Will Shortz Presents Simply Sinister Sudoku: 200 Hard Puzzles
Will Shortz Presents Simply Sinister Sudoku: 200 Hard Puzzles

If you enjoy working on Sudoku puzzles as much as Web Watch does, then this may be of interest to you.

First, let’s talk a little bit about what Sudoku is, for those Web Watch readers who may have been living under a rock for the past 10 years:

Sudoku is a puzzle that is rumored to have been created by a puzzle creator living in Indiana, seemingly around 1979.  In 1984, it was published in a Japanese newspaper… and the rest, they say, is history.  The puzzle typically is a 9×9 square, and the object is to put the numbers 1-9 into the boxes so each row, column and 3×3 sub-block contains all the 1-9 digits.

In other words, it’s a game that’s absolutely perfect of playing on an iPad or phone.

Web Watch has learned that one way to solve these is to work square-by-square, marking each square with all the potential numbers that it could contain by marking a single, small dot for each possible number.  Each dot’s position represents the number, so a dot in the upper left-hand corner of the box would equal “1”.  A dot in the middle-upper area would be “2”, and so on.

Yes, there’s a lot of erasing and it’s time consuming to fill out entirely… but when you’re done, you should have a handful of boxes that just contain one dot.  Those single dot boxes are easily filled in… and once you begin filling in actual numbers and erasing corresponding dots in related rows/columns/3×3 grid areas, the entire puzzle becomes enormously easy to solve.

The key is that each puzzle has a unique answer, based on very specifically pre-filled boxes that the puzzle creator left for you.  The more of these clues that are present when you begin the puzzle, the easier the puzzle tends to be.  The few of these pre-filled boxes you have, the harder the puzzle can be.

So here’s the puzzle that the team of mathematicians and a giant computer were working on that took an entire year to process:

HOW FEW BOXES NEED TO BE PRE-FILLED IN ORDER TO HAVE A UNIQUE SUDOKU SOLUTION?

The answer?

17.

After 12 months of number crunching and looking at over 5.4 billion different Sudoku puzzle combinations, they determined that it is physically impossible for a puzzle to have 16 clues and still result in a unique answer.  17 clues? Not a problem — it may be a hard puzzle for the average Sudoku solver to work on, but you’re still going to end up with a single, unique puzzle answer.

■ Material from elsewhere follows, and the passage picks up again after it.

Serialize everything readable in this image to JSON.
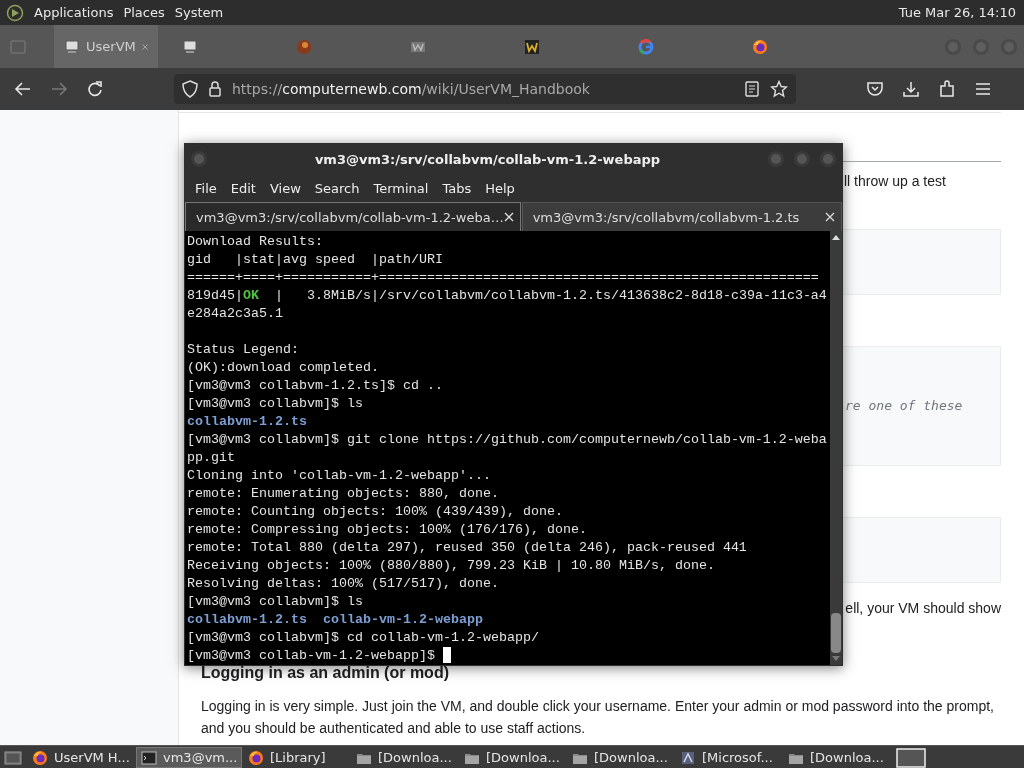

But 16 clues can lead you to a situation where one of two different solutions can exist… and that’s not fair to unleash on your puzzle-loving readers.

Now Web Watch does have one problem with their conclusion:  their theory that 17 is the ultimate answer to this question is based on this:

We have performed an exhaustive search for a 16-clue sudoku puzzle, and we did not find one, thereby proving that the answer is indeed 17.

While we fully support their result and likelihood of it being true, all real scientists will tell you is that “not finding one doesn’t thereby prove” that it doesn’t exist.   Maybe they’ll review the text of their conclusion and rewrite it into better scientific terms.